A Pair of Kangxi Biscuit Porcelain Finials in the Form of Dragon Fish c.1690 – 1720.

A pair of rare Kangxi biscuit porcelain Egg and Spinach finials or architectural fittings in the form of fish-dragons c.1690 – 1720. These extraordinary Kangxi porcelain objects have notches in the sides which were presumably made to attach wing like fins. No objects like this appear to be recorded in the literature.

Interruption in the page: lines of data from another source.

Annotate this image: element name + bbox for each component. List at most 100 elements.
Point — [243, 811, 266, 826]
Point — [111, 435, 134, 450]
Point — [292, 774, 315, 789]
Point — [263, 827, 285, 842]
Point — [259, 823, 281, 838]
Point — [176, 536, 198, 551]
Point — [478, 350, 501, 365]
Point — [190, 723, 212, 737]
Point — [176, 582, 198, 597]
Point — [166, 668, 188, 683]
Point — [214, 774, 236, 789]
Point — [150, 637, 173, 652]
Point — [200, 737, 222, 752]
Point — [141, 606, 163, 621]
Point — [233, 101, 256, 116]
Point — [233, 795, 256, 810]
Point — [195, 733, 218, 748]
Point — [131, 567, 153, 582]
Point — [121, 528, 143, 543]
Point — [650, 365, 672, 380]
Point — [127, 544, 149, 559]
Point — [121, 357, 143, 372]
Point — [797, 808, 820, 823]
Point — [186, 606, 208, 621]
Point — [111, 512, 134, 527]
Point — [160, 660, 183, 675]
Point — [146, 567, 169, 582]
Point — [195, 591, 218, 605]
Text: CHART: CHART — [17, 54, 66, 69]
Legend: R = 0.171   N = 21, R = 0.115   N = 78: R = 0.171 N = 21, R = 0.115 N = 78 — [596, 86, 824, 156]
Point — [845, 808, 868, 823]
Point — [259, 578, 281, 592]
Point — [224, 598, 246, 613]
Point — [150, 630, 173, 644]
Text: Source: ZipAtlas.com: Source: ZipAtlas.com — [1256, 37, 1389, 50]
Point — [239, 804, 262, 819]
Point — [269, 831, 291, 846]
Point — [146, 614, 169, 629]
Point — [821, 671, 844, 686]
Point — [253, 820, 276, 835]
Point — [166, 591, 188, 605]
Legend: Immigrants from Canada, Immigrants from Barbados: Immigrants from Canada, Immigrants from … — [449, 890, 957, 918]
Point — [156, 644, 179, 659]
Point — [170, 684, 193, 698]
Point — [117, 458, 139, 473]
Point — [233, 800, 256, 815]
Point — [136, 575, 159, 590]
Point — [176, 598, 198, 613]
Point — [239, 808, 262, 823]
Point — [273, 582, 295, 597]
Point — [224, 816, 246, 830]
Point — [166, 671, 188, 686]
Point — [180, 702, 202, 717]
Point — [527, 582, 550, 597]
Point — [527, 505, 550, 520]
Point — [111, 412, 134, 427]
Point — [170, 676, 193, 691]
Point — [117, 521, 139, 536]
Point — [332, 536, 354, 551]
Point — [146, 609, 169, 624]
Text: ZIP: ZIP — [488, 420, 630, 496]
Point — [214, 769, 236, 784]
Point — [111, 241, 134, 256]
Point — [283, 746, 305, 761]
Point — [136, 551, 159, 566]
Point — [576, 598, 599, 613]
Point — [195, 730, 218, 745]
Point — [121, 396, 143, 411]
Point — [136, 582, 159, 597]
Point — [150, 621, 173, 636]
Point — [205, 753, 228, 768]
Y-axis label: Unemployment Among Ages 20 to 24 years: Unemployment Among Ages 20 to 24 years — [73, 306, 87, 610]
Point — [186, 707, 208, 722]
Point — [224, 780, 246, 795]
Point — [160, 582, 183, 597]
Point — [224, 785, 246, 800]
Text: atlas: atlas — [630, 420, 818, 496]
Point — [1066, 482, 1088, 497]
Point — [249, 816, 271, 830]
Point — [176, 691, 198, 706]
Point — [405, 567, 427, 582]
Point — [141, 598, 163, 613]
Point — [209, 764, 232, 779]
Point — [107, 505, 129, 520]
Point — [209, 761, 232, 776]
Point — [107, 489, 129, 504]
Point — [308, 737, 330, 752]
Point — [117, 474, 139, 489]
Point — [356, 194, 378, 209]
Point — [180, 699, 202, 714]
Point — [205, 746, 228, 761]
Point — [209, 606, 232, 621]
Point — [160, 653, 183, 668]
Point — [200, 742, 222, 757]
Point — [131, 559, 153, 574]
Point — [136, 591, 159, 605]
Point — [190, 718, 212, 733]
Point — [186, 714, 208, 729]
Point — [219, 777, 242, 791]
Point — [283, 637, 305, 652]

No damage but clearly there are missing elements, porcelain wings would have originally fitted in the large rectangular slots, the small holes would possibly have been for a type of pin to attach them to the bodies. The tongues show the remians of cold painting. There is a white residue in the bases and to a small extent the slots, this is the remains of a rice starch based glue that would have been used to attach the wings in place and the finials to what ever they were joined to.
Height : 30.5 cm (12 inches)
Stock number



Egg and Spinach Decoration :

This is another of those Western terms used to categorize Chinese ceramics. Unlike many other terms the West has applied to Chinese porcelain, for example Kraak ware or Transitional porcelain, this one is more strait forward and less contentious. The group is characterized by the enamel decoration being directly on to the unglazed `biscuit` porcelain body, it is possibly more correct to describe this as a stained glaze rather than an enamel. The piece was then finished with a clear glaze. Egg and Spinach relate closely to Tang Sancai pottery of the 8th century, these lead glazed ware also have colours that run into one another. The blotchy enamel colours of Egg and Spinach consist of a rich green, a brownish aubergine and yellow with areas of body colour showing through the clear glaze (no doubt created by wax resist). This type of decoration could sometimes include areas, for example the interior of a bowl, decorated in blue and white. These pieces appear to date to the early 18th century rather than earlier. Egg and Spinach itself was popular in China from the Transitional period of the middle of the 17th century until the second quarter of the 18th century. In my view most of the Egg and Spinach was produced in the early 18th century but the literature often suggests an earlier date. Clearly the pieces with blue and white decoration relate to closely to late Kangxi and Yongzheng porcelain. The Ca Mau Cargo had many small pieces with Egg and Spinach decoration, this wreck dates to the Yongzheng period (1723-1735). Indeed most pieces with this distinct colour scheme were small. Egg and Spinach was used in the 19th century, many of these objects were copies of, or at least based on, the original 17th and 18th century examples. In late 19th and early 20th century Europe it was wildly collected, often with other biscuit decorated Chinese porcelain, collectors such as Mrs. Nellie Ionides (1883 – 1962) were at the forefront of this trend.